In the sentencing remarks in relation to the instant offence, the sentencing judge was scathing in his assessment of the appellant, describing him thoroughly dishonest as and enjoying an expensive lifestyle at the expense of other people. He referred to his having acquired a number of expensive houses and apartments in London and Greater Manchester. His role was described as being, in part, to curry favour with people to facilitate the actions of others in seeking to obtain loans. Paragraph 3 of my decision (above) gives further detail of the seriousness of the offending.

59.

I do bear in mind, however, that Judge Howard found that there was a low risk of reoffending, and that finding is preserved.

60.

I have taken into account that the appellant came to the UK when he was only 14 years of age and that, therefore, a significant period of his formative years was spent in the UK. His lack of ties to Zambia is significant as is his social integration in the UK, and his family ties.

61.

It was submitted that the appellant is “functionally British”. However, that suggestion invites an unwarranted texture to be applied to the appellant’s status. His position is properly understood as being a foreign national who came to the UK at a young age, who has spent over 40 years in the UK, is socially and culturally integrated here and who has no social or family ties to Zambia.

62.

The appellant has undertaken charity work and, therefore, notwithstanding his offending, he has made a significant contribution to UK society.
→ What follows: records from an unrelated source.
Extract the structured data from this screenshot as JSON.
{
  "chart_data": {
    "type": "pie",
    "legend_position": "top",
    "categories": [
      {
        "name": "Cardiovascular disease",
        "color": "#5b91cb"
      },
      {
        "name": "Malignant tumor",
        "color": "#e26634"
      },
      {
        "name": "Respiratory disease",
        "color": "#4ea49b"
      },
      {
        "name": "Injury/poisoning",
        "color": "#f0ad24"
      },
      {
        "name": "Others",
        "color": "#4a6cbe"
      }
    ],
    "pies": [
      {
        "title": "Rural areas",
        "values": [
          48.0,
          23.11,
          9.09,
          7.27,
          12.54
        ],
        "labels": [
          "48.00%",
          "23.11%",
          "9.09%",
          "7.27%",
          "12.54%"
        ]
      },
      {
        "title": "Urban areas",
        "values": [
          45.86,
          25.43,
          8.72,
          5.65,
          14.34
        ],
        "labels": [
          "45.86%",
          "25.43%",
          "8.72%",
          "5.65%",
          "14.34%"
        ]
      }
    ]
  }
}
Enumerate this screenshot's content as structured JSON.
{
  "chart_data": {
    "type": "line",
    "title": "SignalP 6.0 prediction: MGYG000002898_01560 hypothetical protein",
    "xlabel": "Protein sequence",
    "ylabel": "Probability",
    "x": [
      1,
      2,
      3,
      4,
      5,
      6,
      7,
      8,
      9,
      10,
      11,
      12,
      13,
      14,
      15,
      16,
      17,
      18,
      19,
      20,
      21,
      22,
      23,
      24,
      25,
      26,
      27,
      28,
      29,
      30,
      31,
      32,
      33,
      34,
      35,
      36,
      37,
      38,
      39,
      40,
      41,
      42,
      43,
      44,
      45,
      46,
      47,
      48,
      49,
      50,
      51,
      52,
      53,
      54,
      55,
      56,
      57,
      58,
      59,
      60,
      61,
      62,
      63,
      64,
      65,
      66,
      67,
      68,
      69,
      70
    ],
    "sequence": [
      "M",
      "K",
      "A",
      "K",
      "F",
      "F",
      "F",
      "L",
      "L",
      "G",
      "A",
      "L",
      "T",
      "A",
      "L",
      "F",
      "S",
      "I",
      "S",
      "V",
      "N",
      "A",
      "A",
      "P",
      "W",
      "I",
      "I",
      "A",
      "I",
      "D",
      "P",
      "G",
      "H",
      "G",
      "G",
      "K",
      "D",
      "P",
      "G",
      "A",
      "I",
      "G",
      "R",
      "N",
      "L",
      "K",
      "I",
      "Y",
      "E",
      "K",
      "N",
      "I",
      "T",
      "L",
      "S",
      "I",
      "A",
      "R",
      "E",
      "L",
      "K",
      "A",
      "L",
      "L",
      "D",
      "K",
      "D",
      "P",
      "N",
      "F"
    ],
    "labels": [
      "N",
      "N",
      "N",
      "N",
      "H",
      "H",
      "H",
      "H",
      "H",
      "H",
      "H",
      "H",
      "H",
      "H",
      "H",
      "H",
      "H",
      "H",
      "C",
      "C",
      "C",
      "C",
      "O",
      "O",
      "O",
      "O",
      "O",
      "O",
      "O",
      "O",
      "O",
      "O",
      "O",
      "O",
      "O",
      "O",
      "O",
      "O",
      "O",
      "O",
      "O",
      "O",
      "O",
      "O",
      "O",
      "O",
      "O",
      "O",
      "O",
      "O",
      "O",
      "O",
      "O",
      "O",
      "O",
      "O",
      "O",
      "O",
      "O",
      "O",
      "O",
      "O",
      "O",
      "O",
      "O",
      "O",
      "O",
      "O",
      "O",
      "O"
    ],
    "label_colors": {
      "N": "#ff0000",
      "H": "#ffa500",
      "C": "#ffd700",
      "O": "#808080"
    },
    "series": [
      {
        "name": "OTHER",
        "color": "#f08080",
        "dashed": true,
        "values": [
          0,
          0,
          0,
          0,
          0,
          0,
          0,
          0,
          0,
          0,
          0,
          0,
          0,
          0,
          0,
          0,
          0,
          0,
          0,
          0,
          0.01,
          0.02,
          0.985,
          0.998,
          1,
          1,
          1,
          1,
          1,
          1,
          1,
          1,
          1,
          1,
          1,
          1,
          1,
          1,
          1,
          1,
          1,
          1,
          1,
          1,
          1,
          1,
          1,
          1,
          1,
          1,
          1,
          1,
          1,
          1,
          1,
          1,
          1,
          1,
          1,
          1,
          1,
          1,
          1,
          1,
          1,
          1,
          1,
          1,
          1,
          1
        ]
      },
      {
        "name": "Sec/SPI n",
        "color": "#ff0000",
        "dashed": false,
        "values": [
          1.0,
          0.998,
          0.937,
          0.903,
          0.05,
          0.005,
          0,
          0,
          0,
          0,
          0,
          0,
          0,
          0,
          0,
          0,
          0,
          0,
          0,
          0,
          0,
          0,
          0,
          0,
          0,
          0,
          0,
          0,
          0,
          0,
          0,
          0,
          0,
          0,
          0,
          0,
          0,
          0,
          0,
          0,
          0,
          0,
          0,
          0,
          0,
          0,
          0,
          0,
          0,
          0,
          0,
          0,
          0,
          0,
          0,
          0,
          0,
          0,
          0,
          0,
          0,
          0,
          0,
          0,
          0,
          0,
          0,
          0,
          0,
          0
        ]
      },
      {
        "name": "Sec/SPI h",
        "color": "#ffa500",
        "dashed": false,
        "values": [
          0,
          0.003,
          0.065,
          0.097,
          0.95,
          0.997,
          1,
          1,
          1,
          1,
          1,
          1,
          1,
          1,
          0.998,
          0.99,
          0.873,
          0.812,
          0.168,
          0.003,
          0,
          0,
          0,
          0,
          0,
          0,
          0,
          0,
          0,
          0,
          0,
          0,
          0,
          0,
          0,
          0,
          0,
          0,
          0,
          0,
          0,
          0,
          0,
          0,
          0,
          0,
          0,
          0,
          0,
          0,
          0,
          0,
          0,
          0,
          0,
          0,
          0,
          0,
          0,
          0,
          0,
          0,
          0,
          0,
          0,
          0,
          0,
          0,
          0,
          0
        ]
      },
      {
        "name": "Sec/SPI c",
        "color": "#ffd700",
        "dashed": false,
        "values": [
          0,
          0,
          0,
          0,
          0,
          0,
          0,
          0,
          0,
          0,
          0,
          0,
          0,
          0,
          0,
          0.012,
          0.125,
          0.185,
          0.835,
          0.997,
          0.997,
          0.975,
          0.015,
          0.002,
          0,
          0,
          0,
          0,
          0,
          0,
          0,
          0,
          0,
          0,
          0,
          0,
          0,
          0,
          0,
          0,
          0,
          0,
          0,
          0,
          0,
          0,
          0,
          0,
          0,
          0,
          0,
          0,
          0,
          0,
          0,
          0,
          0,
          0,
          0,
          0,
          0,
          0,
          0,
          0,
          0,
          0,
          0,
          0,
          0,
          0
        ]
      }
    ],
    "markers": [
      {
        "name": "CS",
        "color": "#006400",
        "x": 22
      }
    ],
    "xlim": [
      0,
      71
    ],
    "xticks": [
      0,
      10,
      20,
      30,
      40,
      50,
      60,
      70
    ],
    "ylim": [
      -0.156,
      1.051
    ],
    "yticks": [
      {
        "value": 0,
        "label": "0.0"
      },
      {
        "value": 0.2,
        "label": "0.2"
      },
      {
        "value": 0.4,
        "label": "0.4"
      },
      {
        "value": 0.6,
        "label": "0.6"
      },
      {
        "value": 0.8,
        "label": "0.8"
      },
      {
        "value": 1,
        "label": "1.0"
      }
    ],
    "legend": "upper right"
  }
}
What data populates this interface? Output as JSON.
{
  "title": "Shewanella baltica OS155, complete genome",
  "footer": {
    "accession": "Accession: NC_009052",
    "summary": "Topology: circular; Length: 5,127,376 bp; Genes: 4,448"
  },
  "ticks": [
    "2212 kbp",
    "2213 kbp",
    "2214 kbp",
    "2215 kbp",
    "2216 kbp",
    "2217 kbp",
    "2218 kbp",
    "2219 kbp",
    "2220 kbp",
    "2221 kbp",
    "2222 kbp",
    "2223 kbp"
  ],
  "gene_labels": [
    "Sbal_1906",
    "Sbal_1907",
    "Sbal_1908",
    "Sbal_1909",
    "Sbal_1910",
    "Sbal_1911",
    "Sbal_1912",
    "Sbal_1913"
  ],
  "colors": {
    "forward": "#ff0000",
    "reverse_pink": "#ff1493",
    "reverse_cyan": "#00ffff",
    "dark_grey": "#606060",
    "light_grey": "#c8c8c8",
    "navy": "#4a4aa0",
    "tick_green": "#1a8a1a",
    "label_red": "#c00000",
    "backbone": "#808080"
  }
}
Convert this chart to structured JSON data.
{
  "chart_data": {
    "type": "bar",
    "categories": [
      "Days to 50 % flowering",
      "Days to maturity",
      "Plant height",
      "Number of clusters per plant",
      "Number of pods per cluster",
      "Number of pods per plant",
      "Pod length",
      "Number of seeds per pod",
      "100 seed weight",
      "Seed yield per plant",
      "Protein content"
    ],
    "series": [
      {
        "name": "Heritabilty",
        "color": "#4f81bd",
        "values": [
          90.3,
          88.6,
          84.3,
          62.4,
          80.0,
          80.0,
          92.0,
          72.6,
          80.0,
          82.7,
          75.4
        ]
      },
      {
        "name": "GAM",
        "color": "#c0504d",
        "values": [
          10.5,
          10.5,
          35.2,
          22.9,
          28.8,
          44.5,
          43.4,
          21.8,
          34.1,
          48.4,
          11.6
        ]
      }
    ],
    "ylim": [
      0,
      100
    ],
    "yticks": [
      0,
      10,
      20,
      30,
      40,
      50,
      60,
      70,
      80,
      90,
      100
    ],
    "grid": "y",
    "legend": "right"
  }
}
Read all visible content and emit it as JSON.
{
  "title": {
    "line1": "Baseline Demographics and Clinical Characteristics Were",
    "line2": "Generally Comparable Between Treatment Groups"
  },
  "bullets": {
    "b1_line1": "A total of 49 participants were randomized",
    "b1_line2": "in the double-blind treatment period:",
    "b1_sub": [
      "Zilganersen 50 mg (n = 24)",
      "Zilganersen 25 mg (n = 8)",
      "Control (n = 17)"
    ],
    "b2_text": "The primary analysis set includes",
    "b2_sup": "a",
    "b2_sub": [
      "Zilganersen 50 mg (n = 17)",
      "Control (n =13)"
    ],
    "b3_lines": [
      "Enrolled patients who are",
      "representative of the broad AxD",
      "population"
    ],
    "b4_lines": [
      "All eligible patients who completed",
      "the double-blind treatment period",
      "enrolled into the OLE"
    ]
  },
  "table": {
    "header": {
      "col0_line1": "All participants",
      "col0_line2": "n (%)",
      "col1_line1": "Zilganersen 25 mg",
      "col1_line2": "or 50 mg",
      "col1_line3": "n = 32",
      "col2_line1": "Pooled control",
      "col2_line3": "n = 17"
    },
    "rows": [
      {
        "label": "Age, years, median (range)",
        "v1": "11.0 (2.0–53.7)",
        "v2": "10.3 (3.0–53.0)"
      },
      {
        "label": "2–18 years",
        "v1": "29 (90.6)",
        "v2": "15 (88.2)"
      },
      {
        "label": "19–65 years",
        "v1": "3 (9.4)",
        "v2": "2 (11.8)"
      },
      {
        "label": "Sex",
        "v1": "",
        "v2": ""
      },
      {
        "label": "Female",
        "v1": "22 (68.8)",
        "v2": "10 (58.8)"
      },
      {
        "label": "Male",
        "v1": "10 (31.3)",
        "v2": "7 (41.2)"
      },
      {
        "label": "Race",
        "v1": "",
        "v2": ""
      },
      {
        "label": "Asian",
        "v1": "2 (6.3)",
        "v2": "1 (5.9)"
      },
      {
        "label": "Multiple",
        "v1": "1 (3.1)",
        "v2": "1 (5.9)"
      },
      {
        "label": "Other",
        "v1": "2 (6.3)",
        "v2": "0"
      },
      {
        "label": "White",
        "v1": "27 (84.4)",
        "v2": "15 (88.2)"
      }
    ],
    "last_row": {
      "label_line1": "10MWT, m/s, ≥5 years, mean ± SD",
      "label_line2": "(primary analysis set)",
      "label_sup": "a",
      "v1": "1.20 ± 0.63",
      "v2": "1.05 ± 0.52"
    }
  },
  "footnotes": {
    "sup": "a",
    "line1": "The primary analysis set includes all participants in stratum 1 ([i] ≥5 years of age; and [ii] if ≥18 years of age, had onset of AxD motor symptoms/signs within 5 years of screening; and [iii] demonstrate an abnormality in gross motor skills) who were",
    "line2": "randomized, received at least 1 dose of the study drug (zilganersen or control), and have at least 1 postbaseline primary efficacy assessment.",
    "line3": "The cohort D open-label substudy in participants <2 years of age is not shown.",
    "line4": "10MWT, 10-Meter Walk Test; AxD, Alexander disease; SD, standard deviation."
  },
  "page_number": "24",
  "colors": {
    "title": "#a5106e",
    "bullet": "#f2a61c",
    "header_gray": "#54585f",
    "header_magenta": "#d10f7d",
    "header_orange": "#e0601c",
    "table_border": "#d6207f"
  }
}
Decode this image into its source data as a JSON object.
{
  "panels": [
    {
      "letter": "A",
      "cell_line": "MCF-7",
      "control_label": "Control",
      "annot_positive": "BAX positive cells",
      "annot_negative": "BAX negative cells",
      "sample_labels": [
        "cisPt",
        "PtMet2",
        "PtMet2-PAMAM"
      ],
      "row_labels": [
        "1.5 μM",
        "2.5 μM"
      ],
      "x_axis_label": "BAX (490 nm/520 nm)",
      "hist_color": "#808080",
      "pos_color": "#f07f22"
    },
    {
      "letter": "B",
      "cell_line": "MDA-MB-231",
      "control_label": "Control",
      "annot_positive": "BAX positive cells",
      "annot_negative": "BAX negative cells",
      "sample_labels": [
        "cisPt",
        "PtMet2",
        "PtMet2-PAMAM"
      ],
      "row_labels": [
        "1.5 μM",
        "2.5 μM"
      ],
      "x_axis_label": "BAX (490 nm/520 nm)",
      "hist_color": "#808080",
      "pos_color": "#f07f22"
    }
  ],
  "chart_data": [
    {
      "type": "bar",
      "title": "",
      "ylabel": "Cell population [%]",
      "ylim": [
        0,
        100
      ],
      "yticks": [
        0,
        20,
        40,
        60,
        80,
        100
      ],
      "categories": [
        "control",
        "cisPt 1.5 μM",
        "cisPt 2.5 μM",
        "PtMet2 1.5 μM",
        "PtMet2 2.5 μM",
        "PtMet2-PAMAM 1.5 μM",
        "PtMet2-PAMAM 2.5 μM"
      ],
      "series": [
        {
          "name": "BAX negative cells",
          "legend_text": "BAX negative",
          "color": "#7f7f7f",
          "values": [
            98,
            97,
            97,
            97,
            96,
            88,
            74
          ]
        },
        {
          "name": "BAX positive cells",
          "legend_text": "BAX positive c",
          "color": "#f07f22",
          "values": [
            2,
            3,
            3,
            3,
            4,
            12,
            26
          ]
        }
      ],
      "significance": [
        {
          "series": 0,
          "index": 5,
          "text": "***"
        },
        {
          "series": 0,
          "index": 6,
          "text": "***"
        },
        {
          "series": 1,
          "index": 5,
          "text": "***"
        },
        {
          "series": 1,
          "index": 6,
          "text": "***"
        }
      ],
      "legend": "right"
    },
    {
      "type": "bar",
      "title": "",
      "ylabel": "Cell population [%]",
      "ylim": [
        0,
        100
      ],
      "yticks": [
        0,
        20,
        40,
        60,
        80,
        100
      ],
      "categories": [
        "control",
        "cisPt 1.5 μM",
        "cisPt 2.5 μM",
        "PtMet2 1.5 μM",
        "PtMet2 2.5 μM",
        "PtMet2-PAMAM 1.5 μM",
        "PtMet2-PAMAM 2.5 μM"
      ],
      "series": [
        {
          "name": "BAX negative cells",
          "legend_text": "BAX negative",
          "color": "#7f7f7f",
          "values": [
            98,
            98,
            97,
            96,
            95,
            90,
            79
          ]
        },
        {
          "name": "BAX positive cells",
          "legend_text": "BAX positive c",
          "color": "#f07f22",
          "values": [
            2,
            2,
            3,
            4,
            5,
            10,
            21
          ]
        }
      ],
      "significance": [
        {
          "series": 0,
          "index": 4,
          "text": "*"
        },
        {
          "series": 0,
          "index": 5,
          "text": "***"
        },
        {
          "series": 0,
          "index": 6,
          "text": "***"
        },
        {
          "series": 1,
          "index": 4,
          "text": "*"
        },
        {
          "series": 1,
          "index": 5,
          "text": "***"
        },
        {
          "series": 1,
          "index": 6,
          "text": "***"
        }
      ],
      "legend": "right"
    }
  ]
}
That has the potential to diminish the public interest in deportation. Having said that, in UE (Nigeria) Keene LJ’s view was that such a contribution would make a difference to the outcome of immigration cases only in a relatively few instances where the positive contribution to this country is very significant.

63.

Judge Howard found that the appellant had given a credible account of having been brought into a religious cult as a child or young adult and where he was sexually abused. In the skeleton argument that was before the FtT it suggests that this might, in part, explain his offending “and perhaps lessens the public interest in his removal as a result”, alternatively that it strengthens his private life claim.

64.

It may be that the sexual abuse was taken into account in mitigation of sentence in relation to some of his offending but there is no evidence of that before me. The sentencing remarks in relation to the six-year sentence make no reference to it. In any event, as part of the assessment of very compelling circumstances I do consider it relevant that the appellant was subjected to such traumatic events as a young person.

65.

I have taken into account the medical evidence both in relation to the appellant’s physical and mental health. However, there is no recent medical evidence in relation to any of those issues. His cancer appears to be in remission. The psychological report of Kevin Doherty is very dated, being from 13 August 2020. It refers to a number of health conditions that the appellant then suffered from including what could be described as gastric problems, hypertension (controlled by medication), and depression. It also refers to what are described as psychological symptoms such as sleep interruption and anxiety and worry about his health, his situation and the wellbeing of his son.

66.

In summary, I have considered the extent to which the appellant is able to meet the Exceptions to deportation in s.117C of the 2002 Act and the range of other matters which have a bearing on the assessment of whether it has been established that there are very compelling circumstances over and above those Exceptions such that the appellant’s deportation is not in the public interest.

67.

I am not satisfied that such very compelling circumstances are evident in this case. The appellant committed very serious offences for which he received a significant period of imprisonment. This was not his only criminal offending. In an overall assessment, the combination of factors does not reveal the very compelling circumstances necessary. The public interest in his deportation is significant.

68.

Accordingly, the appeal is dismissed.”